И в раздумьях своих бессонных ночей Остшеньский уже не мог разобраться — он ли так ослаб, или деревня набирает силу и заглядывает ему в глаза глумливым, угрожающим лицом нищего. И притом у него под боком был ведь еще и другой враг: батраки, дворовые. Но об этом он предпочитал не помнить. Разве лишь когда это само выдвигалось на первый план слишком чувствительно, как несколько лет назад, когда во время жатвы никто не вышел в поле и когда он волей-неволей вынужден был вести переговоры с собственными батраками.

Да, у него не было ни одного союзника в этой борьбе, а враги были — сплоченной массой. Разве вот лесники? Да, на этих он мог положиться. Не из любви к нему, нет! Просто слишком много всего было на их совести, чтобы они решились рассердить его, чтобы они не нуждались в его защите и покровительстве. Да, только они. Даже не Колисяк.

Управляющие постоянно менялись — крали, как могли, и уходили без сожаления, — наемники, для которых Остшень значил не больше, чем всякая другая земля, где они получали кусок хлеба и крышу над головой.

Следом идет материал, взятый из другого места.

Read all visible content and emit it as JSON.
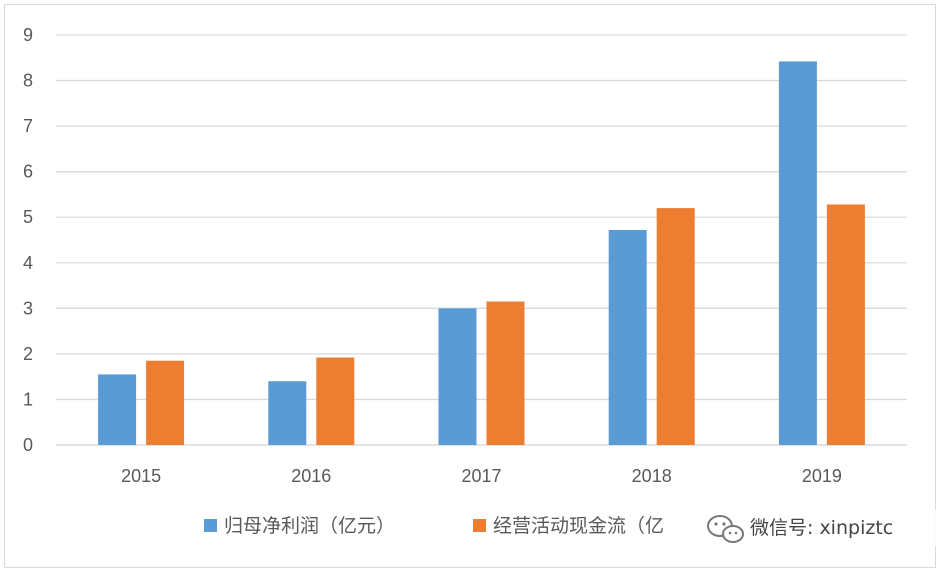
{
  "chart_data": {
    "type": "bar",
    "title": "",
    "xlabel": "",
    "ylabel": "",
    "categories": [
      "2015",
      "2016",
      "2017",
      "2018",
      "2019"
    ],
    "series": [
      {
        "name": "归母净利润（亿元）",
        "color": "#5b9bd5",
        "values": [
          1.55,
          1.4,
          3.0,
          4.72,
          8.42
        ]
      },
      {
        "name": "经营活动现金流（亿元）",
        "color": "#ed7d31",
        "values": [
          1.85,
          1.92,
          3.15,
          5.2,
          5.28
        ]
      }
    ],
    "ylim": [
      0,
      9
    ],
    "yticks": [
      "0",
      "1",
      "2",
      "3",
      "4",
      "5",
      "6",
      "7",
      "8",
      "9"
    ],
    "grid": true,
    "legend_position": "bottom"
  },
  "legend": {
    "item1": "归母净利润（亿元）",
    "item2_visible": "经营活动现金流（亿"
  },
  "watermark": {
    "text": "微信号: xinpiztc",
    "icon": "wechat-icon"
  },
  "colors": {
    "gridline": "#d9d9d9",
    "axis_text": "#595959"
  }
}
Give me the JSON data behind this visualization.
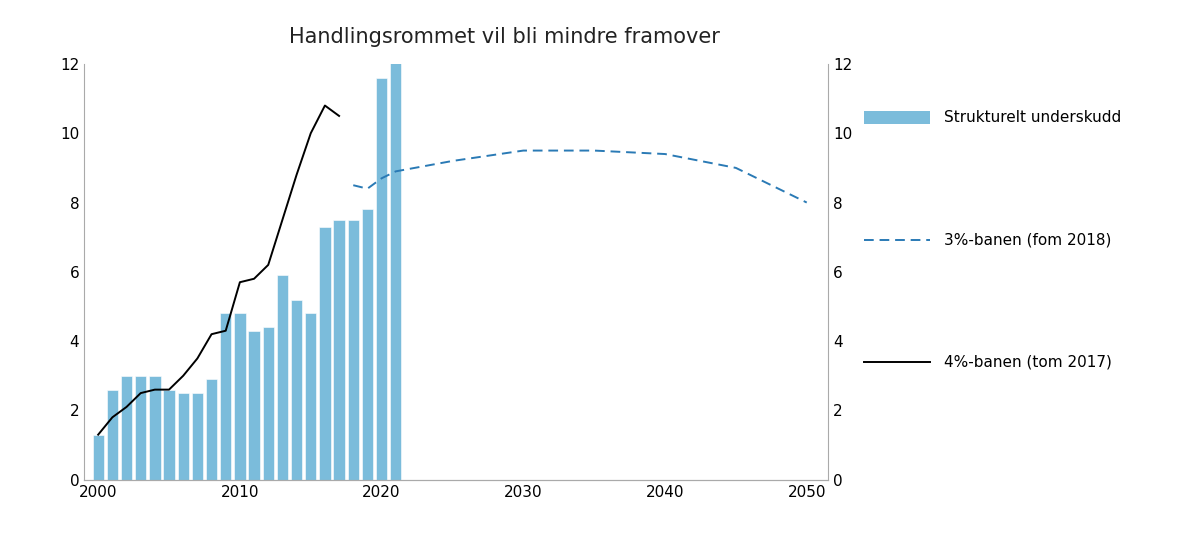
{
  "title": "Handlingsrommet vil bli mindre framover",
  "bar_years": [
    2000,
    2001,
    2002,
    2003,
    2004,
    2005,
    2006,
    2007,
    2008,
    2009,
    2010,
    2011,
    2012,
    2013,
    2014,
    2015,
    2016,
    2017,
    2018,
    2019,
    2020,
    2021
  ],
  "bar_values": [
    1.3,
    2.6,
    3.0,
    3.0,
    3.0,
    2.6,
    2.5,
    2.5,
    2.9,
    4.8,
    4.8,
    4.3,
    4.4,
    5.9,
    5.2,
    4.8,
    7.3,
    7.5,
    7.5,
    7.8,
    11.6,
    12.1
  ],
  "bar_color": "#7bbcdb",
  "line4_years": [
    2000,
    2001,
    2002,
    2003,
    2004,
    2005,
    2006,
    2007,
    2008,
    2009,
    2010,
    2011,
    2012,
    2013,
    2014,
    2015,
    2016,
    2017
  ],
  "line4_values": [
    1.3,
    1.8,
    2.1,
    2.5,
    2.6,
    2.6,
    3.0,
    3.5,
    4.2,
    4.3,
    5.7,
    5.8,
    6.2,
    7.5,
    8.8,
    10.0,
    10.8,
    10.5
  ],
  "line3_years": [
    2018,
    2019,
    2020,
    2021,
    2025,
    2030,
    2035,
    2040,
    2045,
    2050
  ],
  "line3_values": [
    8.5,
    8.4,
    8.7,
    8.9,
    9.2,
    9.5,
    9.5,
    9.4,
    9.0,
    8.0
  ],
  "line4_color": "#000000",
  "line3_color": "#2a7ab5",
  "background_color": "#ffffff",
  "ylim": [
    0,
    12
  ],
  "xlim": [
    1999.0,
    2051.5
  ],
  "xticks": [
    2000,
    2010,
    2020,
    2030,
    2040,
    2050
  ],
  "yticks": [
    0,
    2,
    4,
    6,
    8,
    10,
    12
  ],
  "legend_bar_label": "Strukturelt underskudd",
  "legend_line3_label": "3%-banen (fom 2018)",
  "legend_line4_label": "4%-banen (tom 2017)",
  "title_fontsize": 15,
  "bar_width": 0.8
}
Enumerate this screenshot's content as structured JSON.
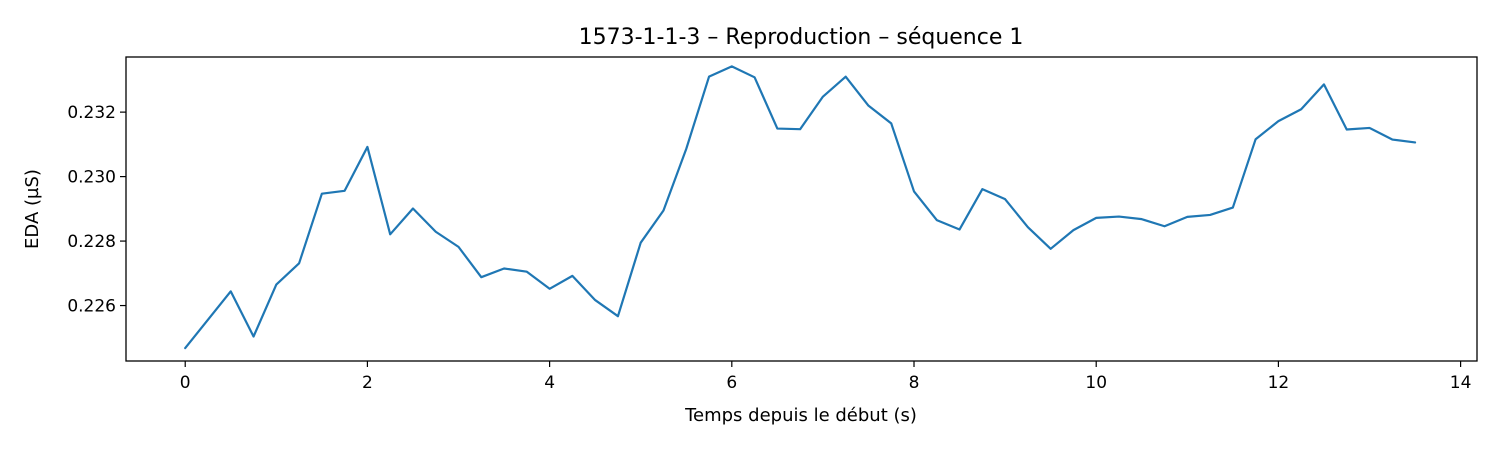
{
  "chart_data": {
    "type": "line",
    "title": "1573-1-1-3 – Reproduction – séquence 1",
    "xlabel": "Temps depuis le début (s)",
    "ylabel": "EDA (µS)",
    "xlim": [
      -0.65,
      14.18
    ],
    "ylim": [
      0.22428,
      0.23371
    ],
    "x_ticks": [
      0,
      2,
      4,
      6,
      8,
      10,
      12,
      14
    ],
    "x_tick_labels": [
      "0",
      "2",
      "4",
      "6",
      "8",
      "10",
      "12",
      "14"
    ],
    "y_ticks": [
      0.226,
      0.228,
      0.23,
      0.232
    ],
    "y_tick_labels": [
      "0.226",
      "0.228",
      "0.230",
      "0.232"
    ],
    "grid": false,
    "series": [
      {
        "color": "#1f77b4",
        "x": [
          0,
          0.25,
          0.5,
          0.75,
          1,
          1.25,
          1.5,
          1.75,
          2,
          2.25,
          2.5,
          2.75,
          3,
          3.25,
          3.5,
          3.75,
          4,
          4.25,
          4.5,
          4.75,
          5,
          5.25,
          5.5,
          5.75,
          6,
          6.25,
          6.5,
          6.75,
          7,
          7.25,
          7.5,
          7.75,
          8,
          8.25,
          8.5,
          8.75,
          9,
          9.25,
          9.5,
          9.75,
          10,
          10.25,
          10.5,
          10.75,
          11,
          11.25,
          11.5,
          11.75,
          12,
          12.25,
          12.5,
          12.75,
          13,
          13.25,
          13.5
        ],
        "y": [
          0.22468,
          0.22556,
          0.22644,
          0.22504,
          0.22665,
          0.22731,
          0.22947,
          0.22956,
          0.23092,
          0.22821,
          0.22901,
          0.22829,
          0.22782,
          0.22688,
          0.22715,
          0.22705,
          0.22652,
          0.22692,
          0.22617,
          0.22567,
          0.22795,
          0.22895,
          0.23086,
          0.2331,
          0.23342,
          0.23308,
          0.23149,
          0.23147,
          0.23248,
          0.2331,
          0.2322,
          0.23165,
          0.22954,
          0.22865,
          0.22836,
          0.22961,
          0.2293,
          0.22843,
          0.22776,
          0.22834,
          0.22872,
          0.22876,
          0.22868,
          0.22846,
          0.22875,
          0.22881,
          0.22904,
          0.23116,
          0.23172,
          0.23209,
          0.23286,
          0.23146,
          0.23151,
          0.23115,
          0.23106
        ]
      }
    ]
  }
}
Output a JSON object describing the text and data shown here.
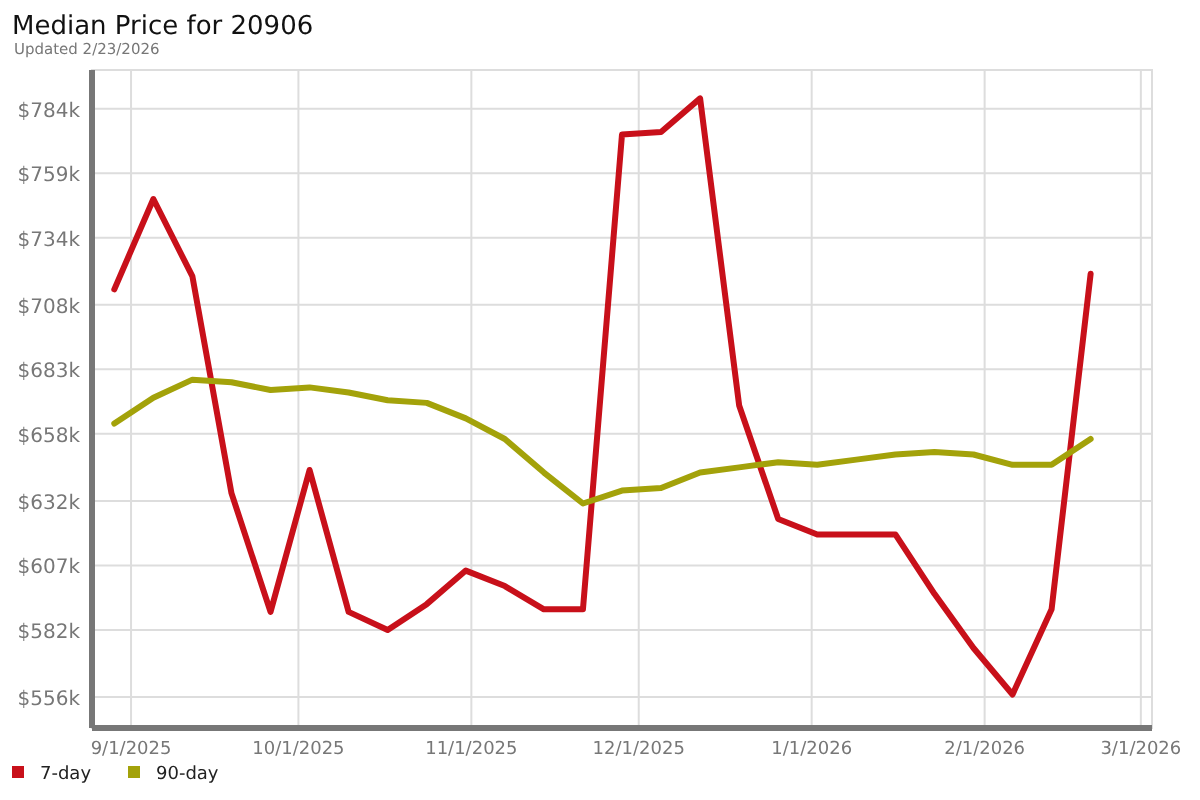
{
  "chart_data": {
    "type": "line",
    "title": "Median Price for 20906",
    "subtitle": "Updated 2/23/2026",
    "x": [
      "2025-08-29",
      "2025-09-05",
      "2025-09-12",
      "2025-09-19",
      "2025-09-26",
      "2025-10-03",
      "2025-10-10",
      "2025-10-17",
      "2025-10-24",
      "2025-10-31",
      "2025-11-07",
      "2025-11-14",
      "2025-11-21",
      "2025-11-28",
      "2025-12-05",
      "2025-12-12",
      "2025-12-19",
      "2025-12-26",
      "2026-01-02",
      "2026-01-09",
      "2026-01-16",
      "2026-01-23",
      "2026-01-30",
      "2026-02-06",
      "2026-02-13",
      "2026-02-20"
    ],
    "series": [
      {
        "name": "7-day",
        "color": "#c8101a",
        "values": [
          714000,
          749000,
          719000,
          635000,
          589000,
          644000,
          589000,
          582000,
          592000,
          605000,
          599000,
          590000,
          590000,
          774000,
          775000,
          788000,
          669000,
          625000,
          619000,
          619000,
          619000,
          596000,
          575000,
          557000,
          590000,
          720000
        ]
      },
      {
        "name": "90-day",
        "color": "#a3a20a",
        "values": [
          662000,
          672000,
          679000,
          678000,
          675000,
          676000,
          674000,
          671000,
          670000,
          664000,
          656000,
          643000,
          631000,
          636000,
          637000,
          643000,
          645000,
          647000,
          646000,
          648000,
          650000,
          651000,
          650000,
          646000,
          646000,
          656000
        ]
      }
    ],
    "xlim": [
      "2025-08-25",
      "2026-03-03"
    ],
    "xticks": [
      {
        "value": "2025-09-01",
        "label": "9/1/2025"
      },
      {
        "value": "2025-10-01",
        "label": "10/1/2025"
      },
      {
        "value": "2025-11-01",
        "label": "11/1/2025"
      },
      {
        "value": "2025-12-01",
        "label": "12/1/2025"
      },
      {
        "value": "2026-01-01",
        "label": "1/1/2026"
      },
      {
        "value": "2026-02-01",
        "label": "2/1/2026"
      },
      {
        "value": "2026-03-01",
        "label": "3/1/2026"
      }
    ],
    "ylim": [
      544000,
      799000
    ],
    "yticks": [
      {
        "value": 556000,
        "label": "$556k"
      },
      {
        "value": 582000,
        "label": "$582k"
      },
      {
        "value": 607000,
        "label": "$607k"
      },
      {
        "value": 632000,
        "label": "$632k"
      },
      {
        "value": 658000,
        "label": "$658k"
      },
      {
        "value": 683000,
        "label": "$683k"
      },
      {
        "value": 708000,
        "label": "$708k"
      },
      {
        "value": 734000,
        "label": "$734k"
      },
      {
        "value": 759000,
        "label": "$759k"
      },
      {
        "value": 784000,
        "label": "$784k"
      }
    ],
    "grid": true,
    "legend": "bottom left",
    "marker": "none",
    "line_style": "solid"
  }
}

Он был одинок. Предали, ушли дети. Елена никогда не была ему союзником. А теперь изменяло и то, в чем он был всегда так уверен, — стальные мускулы, железное сердце, это каменное здоровье, которому все всегда так дивились и которое для него самого было чем-то простым и само собою разумеющимся.

Ксендз? Нет, от этого тоже мало радости. И он боялся и становился мягок, когда мужики напирали слишком настойчиво. Не умеет он держать их в ежовых рукавицах… А может, такое уж время пришло, что колебалось, гнило с основания все то, что прежде было устойчивым и твердым, что строилось поколениями, укладывалось веками кирпичик за кирпичиком.

— Неужели приходит ваше время, а мое вместе со мной сходит в могилу? — беззвучно спрашивал он видимые из дворцового окна серые деревни, низко прильнувшие к земле. Но перед этой мыслью в нем содрогалось все, с чем он рос с детства, все, чем жил с юношеских лет до старости, — все верования, все принципы, вросшие в сердце, впитавшиеся в кровь, ставшие с течением времени неразрывной его частью, чем-то, от чего невозможно освободиться.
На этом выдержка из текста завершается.